家になかなか帰ってこない2人が、いつもいるのはどんな所なのか? と、気になっていたというのもある。

「おじいちゃんとお父さんが経営するホテルは、本当にすごいなぁ…僕もいつかは2人のようになりたいな」

バックヤードを歩くと、俺のことを知らないスタッフも多いから怪しまれてしまう。基本的にゲストが利用するような場所を探検していた。

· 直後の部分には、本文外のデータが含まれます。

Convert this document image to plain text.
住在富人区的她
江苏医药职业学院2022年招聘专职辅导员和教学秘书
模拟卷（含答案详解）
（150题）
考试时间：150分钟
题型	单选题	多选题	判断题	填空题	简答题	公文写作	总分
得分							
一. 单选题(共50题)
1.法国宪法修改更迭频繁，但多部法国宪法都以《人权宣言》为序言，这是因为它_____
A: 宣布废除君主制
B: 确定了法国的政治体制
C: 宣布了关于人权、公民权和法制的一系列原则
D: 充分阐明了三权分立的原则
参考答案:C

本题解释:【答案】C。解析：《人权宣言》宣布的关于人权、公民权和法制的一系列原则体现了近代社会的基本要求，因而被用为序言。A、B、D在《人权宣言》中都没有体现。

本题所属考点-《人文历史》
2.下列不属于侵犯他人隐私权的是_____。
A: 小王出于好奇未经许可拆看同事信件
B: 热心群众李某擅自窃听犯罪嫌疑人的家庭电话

その日、今日もホテルを散策していると、誰かの啜り泣くような声が聞こえた。


「うぇーん、ここ、どこ〜〜〜」

「きみ、どうかしたの?」

「ふぇ?」


そう言って、小さな女の子がくりっとした目をこちらに向ける。


「おにいちゃん、だぁれ?」

「僕は、えーと……お父さんがここのホテルで働いてるんだよね、だから今日ここにいる」

「そうなんだ!じゃあ、みおといっしょだね」

「みおちゃんって言うの? みおちゃんのお父さんもホテルで働いているんだね」

「おにいちゃん、お名前は?」

「僕は、飛鳥だよ」

「じゃあ、あーくん!」

「あーくんか…なんか新しいな。でも、よろしくね」

「あーくん、みおとあそぼ!!」

「え? 迷子になってたんじゃ……」
 

そう言ってグイグイ手を引っ張る。2人でホテル内や外も含めて探検し始めた。「みお」より自分の方がホテルに詳しい。彼女が知らなそうな場所にも、案内してあげた。